江源和黎格拿到指纹片刻没耽误,直接去了哈城市局。
值班的技术员看见江源进来,立刻站起来让出了操作台。
江源和黎格并排坐在电脑屏幕前。
屏幕上,AFIS系统正在运行。
蓝色的进度条像是一只患了关节炎的蜗牛,一点一点地往前爬。
2001年的这套系统,在整个东平省都算是个稀罕物。
它代表着当时刑侦技术的最高水平。
进度条走到了尽头。
屏幕中央弹出一个灰色的对话框,上面只有简单的几个字:比对完成,未发现匹配目标。
黎格的肩膀瞬间垮了下去。
他把手里的烟扔在桌上,靠着椅背看着对话框足足半分钟。
“没底档。”
黎格叹了口气,声音有些发干,“真是草了。”
AFIS系统不怕对手凶,就怕对手白。
如果是一个惯犯,只要他在公安机关留过案底,这套系统就能把他从茫茫人海里捞出来。
但如果对方是第一次作案,在此之前是个清清白白的老百姓,那AFIS系统就没什么用了。

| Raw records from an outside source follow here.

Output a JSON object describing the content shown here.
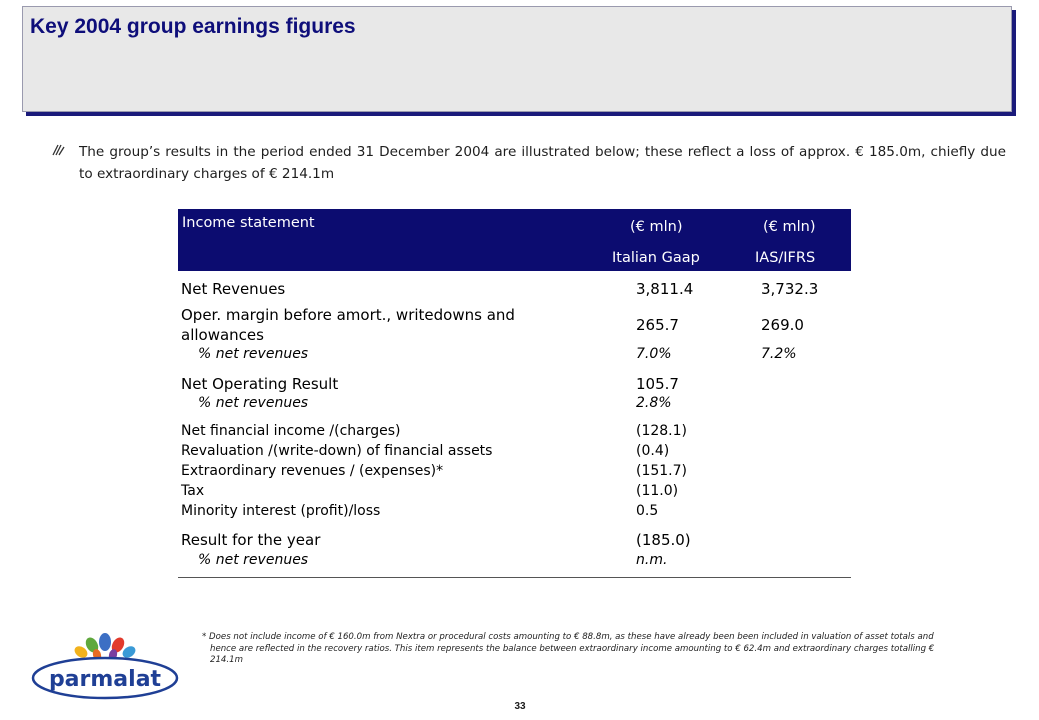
{
  "page": {
    "title": "Key 2004 group earnings figures",
    "intro": "The group’s results in the period ended 31 December 2004 are illustrated below; these reflect a loss of approx. € 185.0m, chiefly due to extraordinary charges of € 214.1m",
    "page_number": "33",
    "logo_text": "parmalat"
  },
  "table": {
    "title": "Income statement",
    "col1_unit": "(€ mln)",
    "col2_unit": "(€ mln)",
    "col1_gaap": "Italian Gaap",
    "col2_gaap": "IAS/IFRS",
    "rows": [
      {
        "label": "Net Revenues",
        "v1": "3,811.4",
        "v2": "3,732.3"
      },
      {
        "label1": "Oper. margin before amort., writedowns and",
        "label2": "allowances",
        "v1": "265.7",
        "v2": "269.0"
      },
      {
        "label": "% net revenues",
        "v1": "7.0%",
        "v2": "7.2%"
      },
      {
        "label": "Net Operating Result",
        "v1": "105.7"
      },
      {
        "label": "% net revenues",
        "v1": "2.8%"
      },
      {
        "label": "Net financial income /(charges)",
        "v1": "(128.1)"
      },
      {
        "label": "Revaluation /(write-down) of financial assets",
        "v1": "(0.4)"
      },
      {
        "label": "Extraordinary revenues / (expenses)*",
        "v1": "(151.7)"
      },
      {
        "label": "Tax",
        "v1": "(11.0)"
      },
      {
        "label": "Minority interest (profit)/loss",
        "v1": "0.5"
      },
      {
        "label": "Result for the year",
        "v1": "(185.0)"
      },
      {
        "label": "% net revenues",
        "v1": "n.m."
      }
    ]
  },
  "footnote": {
    "line1": "* Does not include income of € 160.0m from Nextra or procedural costs amounting to € 88.8m, as these have already been been included in valuation of asset totals and",
    "line2": "hence are reflected in the recovery ratios. This item represents the balance between extraordinary income amounting to € 62.4m and extraordinary charges totalling €",
    "line3": "214.1m"
  },
  "colors": {
    "title_text": "#0e0e7a",
    "header_bg": "#0c0c70",
    "logo_blue": "#1f3f95"
  }
}
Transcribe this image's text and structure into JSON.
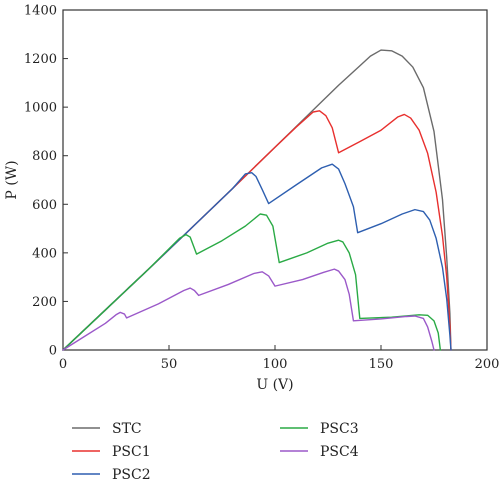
{
  "chart_data": {
    "type": "line",
    "title": "",
    "xlabel": "U (V)",
    "ylabel": "P (W)",
    "xlim": [
      0,
      200
    ],
    "ylim": [
      0,
      1400
    ],
    "xticks": [
      0,
      50,
      100,
      150,
      200
    ],
    "yticks": [
      0,
      200,
      400,
      600,
      800,
      1000,
      1200,
      1400
    ],
    "grid": false,
    "legend_position": "bottom",
    "series": [
      {
        "name": "STC",
        "color": "#6b6b6b",
        "points": [
          [
            0,
            0
          ],
          [
            20,
            165
          ],
          [
            40,
            330
          ],
          [
            60,
            497
          ],
          [
            80,
            665
          ],
          [
            100,
            835
          ],
          [
            120,
            1005
          ],
          [
            130,
            1090
          ],
          [
            140,
            1170
          ],
          [
            145,
            1210
          ],
          [
            150,
            1235
          ],
          [
            155,
            1232
          ],
          [
            160,
            1210
          ],
          [
            165,
            1165
          ],
          [
            170,
            1080
          ],
          [
            175,
            900
          ],
          [
            179,
            620
          ],
          [
            181,
            380
          ],
          [
            182.5,
            150
          ],
          [
            183,
            0
          ]
        ]
      },
      {
        "name": "PSC1",
        "color": "#e8302e",
        "points": [
          [
            0,
            0
          ],
          [
            20,
            165
          ],
          [
            40,
            330
          ],
          [
            60,
            497
          ],
          [
            80,
            665
          ],
          [
            100,
            835
          ],
          [
            110,
            918
          ],
          [
            118,
            980
          ],
          [
            121,
            985
          ],
          [
            124,
            965
          ],
          [
            127,
            915
          ],
          [
            130,
            812
          ],
          [
            140,
            858
          ],
          [
            150,
            905
          ],
          [
            158,
            960
          ],
          [
            161,
            970
          ],
          [
            164,
            955
          ],
          [
            168,
            905
          ],
          [
            172,
            810
          ],
          [
            176,
            650
          ],
          [
            179,
            470
          ],
          [
            181,
            300
          ],
          [
            182.5,
            100
          ],
          [
            183,
            0
          ]
        ]
      },
      {
        "name": "PSC2",
        "color": "#2e5fb0",
        "points": [
          [
            0,
            0
          ],
          [
            20,
            165
          ],
          [
            40,
            330
          ],
          [
            60,
            497
          ],
          [
            80,
            665
          ],
          [
            86,
            725
          ],
          [
            89,
            730
          ],
          [
            91,
            715
          ],
          [
            94,
            660
          ],
          [
            97,
            603
          ],
          [
            110,
            680
          ],
          [
            122,
            750
          ],
          [
            127,
            765
          ],
          [
            130,
            745
          ],
          [
            133,
            685
          ],
          [
            137,
            590
          ],
          [
            139,
            483
          ],
          [
            150,
            520
          ],
          [
            160,
            560
          ],
          [
            166,
            578
          ],
          [
            170,
            570
          ],
          [
            173,
            535
          ],
          [
            176,
            460
          ],
          [
            179,
            340
          ],
          [
            181,
            210
          ],
          [
            182.5,
            60
          ],
          [
            183,
            0
          ]
        ]
      },
      {
        "name": "PSC3",
        "color": "#2aaa45",
        "points": [
          [
            0,
            0
          ],
          [
            20,
            165
          ],
          [
            40,
            330
          ],
          [
            55,
            460
          ],
          [
            58,
            475
          ],
          [
            60,
            465
          ],
          [
            63,
            395
          ],
          [
            75,
            450
          ],
          [
            86,
            510
          ],
          [
            93,
            560
          ],
          [
            96,
            555
          ],
          [
            99,
            510
          ],
          [
            102,
            360
          ],
          [
            115,
            400
          ],
          [
            125,
            440
          ],
          [
            130,
            452
          ],
          [
            132,
            445
          ],
          [
            135,
            400
          ],
          [
            138,
            310
          ],
          [
            140,
            130
          ],
          [
            155,
            135
          ],
          [
            168,
            145
          ],
          [
            172,
            143
          ],
          [
            175,
            120
          ],
          [
            177,
            70
          ],
          [
            178,
            0
          ]
        ]
      },
      {
        "name": "PSC4",
        "color": "#9b59c9",
        "points": [
          [
            0,
            0
          ],
          [
            10,
            55
          ],
          [
            20,
            110
          ],
          [
            25,
            145
          ],
          [
            27,
            155
          ],
          [
            29,
            148
          ],
          [
            30,
            132
          ],
          [
            45,
            190
          ],
          [
            57,
            245
          ],
          [
            60,
            255
          ],
          [
            62,
            245
          ],
          [
            64,
            225
          ],
          [
            78,
            270
          ],
          [
            90,
            315
          ],
          [
            94,
            322
          ],
          [
            97,
            305
          ],
          [
            100,
            263
          ],
          [
            113,
            290
          ],
          [
            123,
            320
          ],
          [
            128,
            333
          ],
          [
            130,
            325
          ],
          [
            133,
            290
          ],
          [
            135,
            230
          ],
          [
            137,
            120
          ],
          [
            150,
            128
          ],
          [
            162,
            138
          ],
          [
            166,
            140
          ],
          [
            170,
            130
          ],
          [
            172,
            95
          ],
          [
            174,
            35
          ],
          [
            175,
            0
          ]
        ]
      }
    ]
  }
}
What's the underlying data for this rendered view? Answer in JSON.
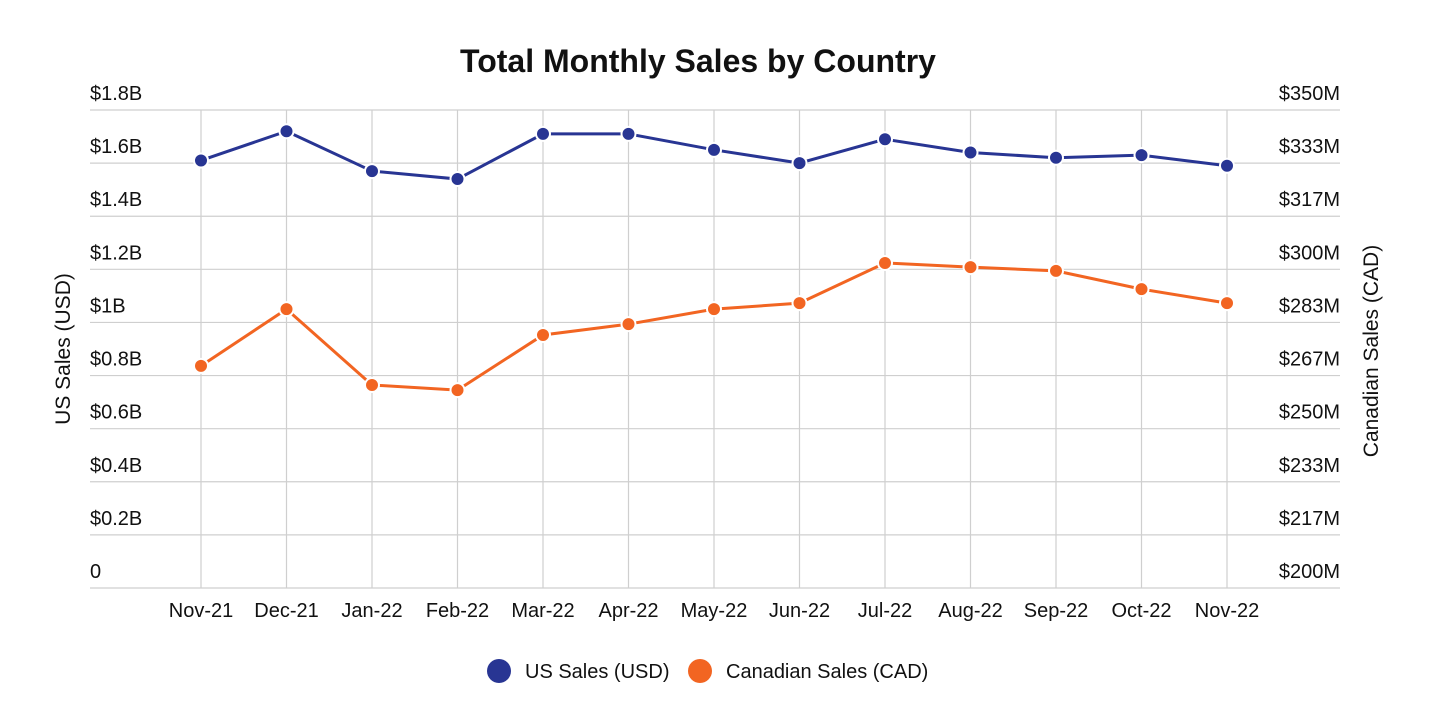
{
  "chart_data": {
    "type": "line",
    "title": "Total Monthly Sales by Country",
    "ylabel": "US Sales (USD)",
    "y2label": "Canadian Sales (CAD)",
    "categories": [
      "Nov-21",
      "Dec-21",
      "Jan-22",
      "Feb-22",
      "Mar-22",
      "Apr-22",
      "May-22",
      "Jun-22",
      "Jul-22",
      "Aug-22",
      "Sep-22",
      "Oct-22",
      "Nov-22"
    ],
    "ylim": [
      0,
      1.8
    ],
    "y2lim": [
      200,
      350
    ],
    "yticks": [
      0,
      0.2,
      0.4,
      0.6,
      0.8,
      1.0,
      1.2,
      1.4,
      1.6,
      1.8
    ],
    "ytick_labels": [
      "0",
      "$0.2B",
      "$0.4B",
      "$0.6B",
      "$0.8B",
      "$1B",
      "$1.2B",
      "$1.4B",
      "$1.6B",
      "$1.8B"
    ],
    "y2ticks": [
      200,
      216.67,
      233.33,
      250,
      266.67,
      283.33,
      300,
      316.67,
      333.33,
      350
    ],
    "y2tick_labels": [
      "$200M",
      "$217M",
      "$233M",
      "$250M",
      "$267M",
      "$283M",
      "$300M",
      "$317M",
      "$333M",
      "$350M"
    ],
    "grid": true,
    "legend_position": "bottom-center",
    "series": [
      {
        "name": "US Sales (USD)",
        "axis": "left",
        "unit": "billion USD",
        "color": "#283593",
        "values": [
          1.61,
          1.72,
          1.57,
          1.54,
          1.71,
          1.71,
          1.65,
          1.6,
          1.69,
          1.64,
          1.62,
          1.63,
          1.59
        ]
      },
      {
        "name": "Canadian Sales (CAD)",
        "axis": "right",
        "unit": "million CAD",
        "color": "#f26522",
        "values": [
          269.7,
          287.5,
          263.7,
          262.1,
          279.4,
          282.8,
          287.5,
          289.4,
          302.0,
          300.7,
          299.5,
          293.8,
          289.4
        ]
      }
    ]
  }
}
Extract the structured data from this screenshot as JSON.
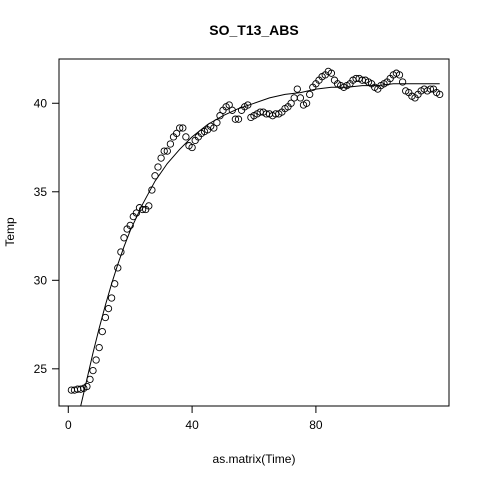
{
  "chart_data": {
    "type": "scatter",
    "title": "SO_T13_ABS",
    "xlabel": "as.matrix(Time)",
    "ylabel": "Temp",
    "xlim": [
      -3,
      123
    ],
    "ylim": [
      22.9,
      42.5
    ],
    "xticks": [
      0,
      40,
      80
    ],
    "yticks": [
      25,
      30,
      35,
      40
    ],
    "grid": false,
    "legend": "none",
    "points": {
      "x": [
        1,
        2,
        3,
        4,
        5,
        6,
        7,
        8,
        9,
        10,
        11,
        12,
        13,
        14,
        15,
        16,
        17,
        18,
        19,
        20,
        21,
        22,
        23,
        24,
        25,
        26,
        27,
        28,
        29,
        30,
        31,
        32,
        33,
        34,
        35,
        36,
        37,
        38,
        39,
        40,
        41,
        42,
        43,
        44,
        45,
        46,
        47,
        48,
        49,
        50,
        51,
        52,
        53,
        54,
        55,
        56,
        57,
        58,
        59,
        60,
        61,
        62,
        63,
        64,
        65,
        66,
        67,
        68,
        69,
        70,
        71,
        72,
        73,
        74,
        75,
        76,
        77,
        78,
        79,
        80,
        81,
        82,
        83,
        84,
        85,
        86,
        87,
        88,
        89,
        90,
        91,
        92,
        93,
        94,
        95,
        96,
        97,
        98,
        99,
        100,
        101,
        102,
        103,
        104,
        105,
        106,
        107,
        108,
        109,
        110,
        111,
        112,
        113,
        114,
        115,
        116,
        117,
        118,
        119,
        120
      ],
      "y": [
        23.8,
        23.8,
        23.85,
        23.85,
        23.9,
        24.0,
        24.4,
        24.9,
        25.5,
        26.2,
        27.1,
        27.9,
        28.4,
        29.0,
        29.8,
        30.7,
        31.6,
        32.4,
        32.9,
        33.1,
        33.6,
        33.8,
        34.1,
        34.0,
        34.0,
        34.2,
        35.1,
        35.9,
        36.4,
        36.9,
        37.3,
        37.3,
        37.7,
        38.1,
        38.3,
        38.6,
        38.6,
        38.1,
        37.6,
        37.5,
        37.9,
        38.1,
        38.3,
        38.4,
        38.5,
        38.7,
        38.6,
        38.9,
        39.3,
        39.6,
        39.8,
        39.9,
        39.6,
        39.1,
        39.1,
        39.6,
        39.8,
        39.9,
        39.2,
        39.3,
        39.4,
        39.5,
        39.5,
        39.4,
        39.4,
        39.3,
        39.4,
        39.4,
        39.5,
        39.7,
        39.8,
        40.0,
        40.3,
        40.8,
        40.3,
        39.9,
        40.0,
        40.5,
        40.9,
        41.1,
        41.3,
        41.5,
        41.6,
        41.8,
        41.7,
        41.3,
        41.1,
        41.0,
        40.9,
        41.0,
        41.1,
        41.3,
        41.4,
        41.4,
        41.3,
        41.3,
        41.2,
        41.1,
        40.9,
        40.8,
        41.0,
        41.1,
        41.2,
        41.4,
        41.6,
        41.7,
        41.6,
        41.2,
        40.7,
        40.6,
        40.4,
        40.3,
        40.5,
        40.7,
        40.8,
        40.7,
        40.8,
        40.8,
        40.6,
        40.5
      ]
    },
    "fit_line": {
      "x": [
        4,
        6,
        8,
        10,
        12,
        14,
        16,
        18,
        20,
        24,
        28,
        32,
        36,
        40,
        45,
        50,
        55,
        60,
        65,
        70,
        75,
        80,
        85,
        90,
        95,
        100,
        105,
        110,
        115,
        120
      ],
      "y": [
        22.9,
        24.4,
        25.9,
        27.3,
        28.6,
        29.8,
        30.9,
        31.9,
        32.8,
        34.3,
        35.6,
        36.6,
        37.4,
        38.1,
        38.8,
        39.3,
        39.7,
        40.0,
        40.3,
        40.5,
        40.6,
        40.8,
        40.9,
        40.9,
        41.0,
        41.0,
        41.1,
        41.1,
        41.1,
        41.1
      ]
    }
  }
}
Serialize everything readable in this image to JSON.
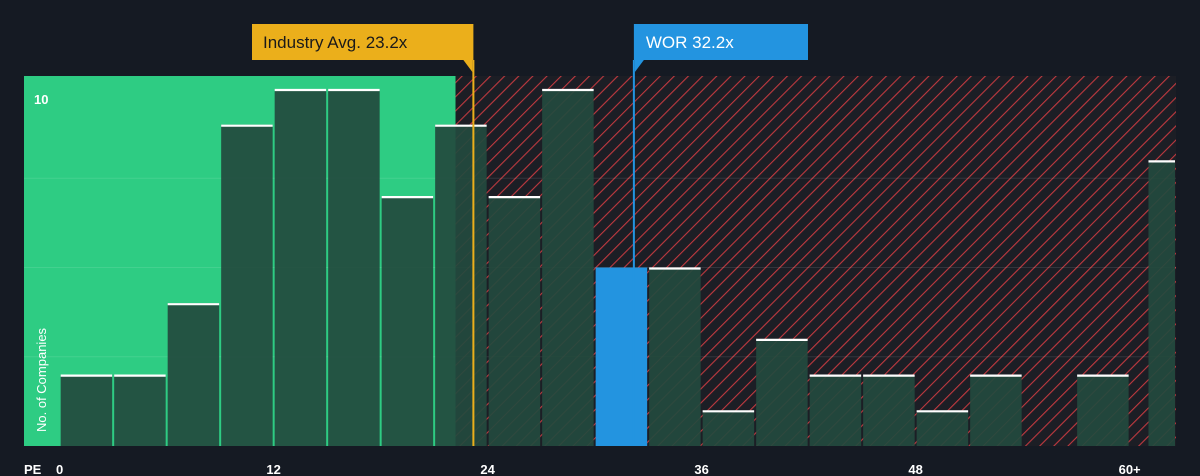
{
  "chart_data": {
    "type": "bar",
    "ylabel": "No. of Companies",
    "xlabel": "PE",
    "x_tick_labels": [
      "0",
      "12",
      "24",
      "36",
      "48",
      "60+"
    ],
    "x_ticks": [
      0,
      12,
      24,
      36,
      48,
      60
    ],
    "y_tick_labels": [
      "10"
    ],
    "y_ticks": [
      10
    ],
    "xlim": [
      -2,
      62.6
    ],
    "ylim": [
      0,
      10
    ],
    "bin_width": 3,
    "bins": [
      {
        "x0": 0,
        "value": 2
      },
      {
        "x0": 3,
        "value": 2
      },
      {
        "x0": 6,
        "value": 4
      },
      {
        "x0": 9,
        "value": 9
      },
      {
        "x0": 12,
        "value": 10
      },
      {
        "x0": 15,
        "value": 10
      },
      {
        "x0": 18,
        "value": 7
      },
      {
        "x0": 21,
        "value": 9
      },
      {
        "x0": 24,
        "value": 7
      },
      {
        "x0": 27,
        "value": 10
      },
      {
        "x0": 30,
        "value": 5,
        "highlight": true
      },
      {
        "x0": 33,
        "value": 5
      },
      {
        "x0": 36,
        "value": 1
      },
      {
        "x0": 39,
        "value": 3
      },
      {
        "x0": 42,
        "value": 2
      },
      {
        "x0": 45,
        "value": 2
      },
      {
        "x0": 48,
        "value": 1
      },
      {
        "x0": 51,
        "value": 2
      },
      {
        "x0": 54,
        "value": 0
      },
      {
        "x0": 57,
        "value": 2
      },
      {
        "x0": 61,
        "value": 8,
        "width": 1.6
      }
    ],
    "fair_zone_end": 22.2,
    "industry_avg": {
      "label": "Industry Avg. 23.2x",
      "value": 23.2
    },
    "company": {
      "label": "WOR 32.2x",
      "value": 32.2
    },
    "colors": {
      "background": "#151a23",
      "fair_zone": "#2ecc83",
      "bar_fill": "#234a3e",
      "bar_top": "#ffffff",
      "overvalued_hatch": "#c0393f",
      "company": "#2394e0",
      "industry": "#ebaf1b"
    },
    "grid": true
  }
}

一条原本以为是高速公路的捷径,走到底却发现是死胡同。
江源坐在旁边,面色如常。
他伸手点了一下鼠标,关闭了那个对话框,把指纹的电子档案保存进了本地数据库。
“走吧,黎大。”
江源站起身把椅子推回原位,“机器查不出来,就得靠人去跑了。”
黎格抓起桌上的车钥匙,转身往外走。
两人一前一后走出市局大楼。外面的天色已经完全黑了,哈城的晚风刮过脸颊,带着北方特有的干冷。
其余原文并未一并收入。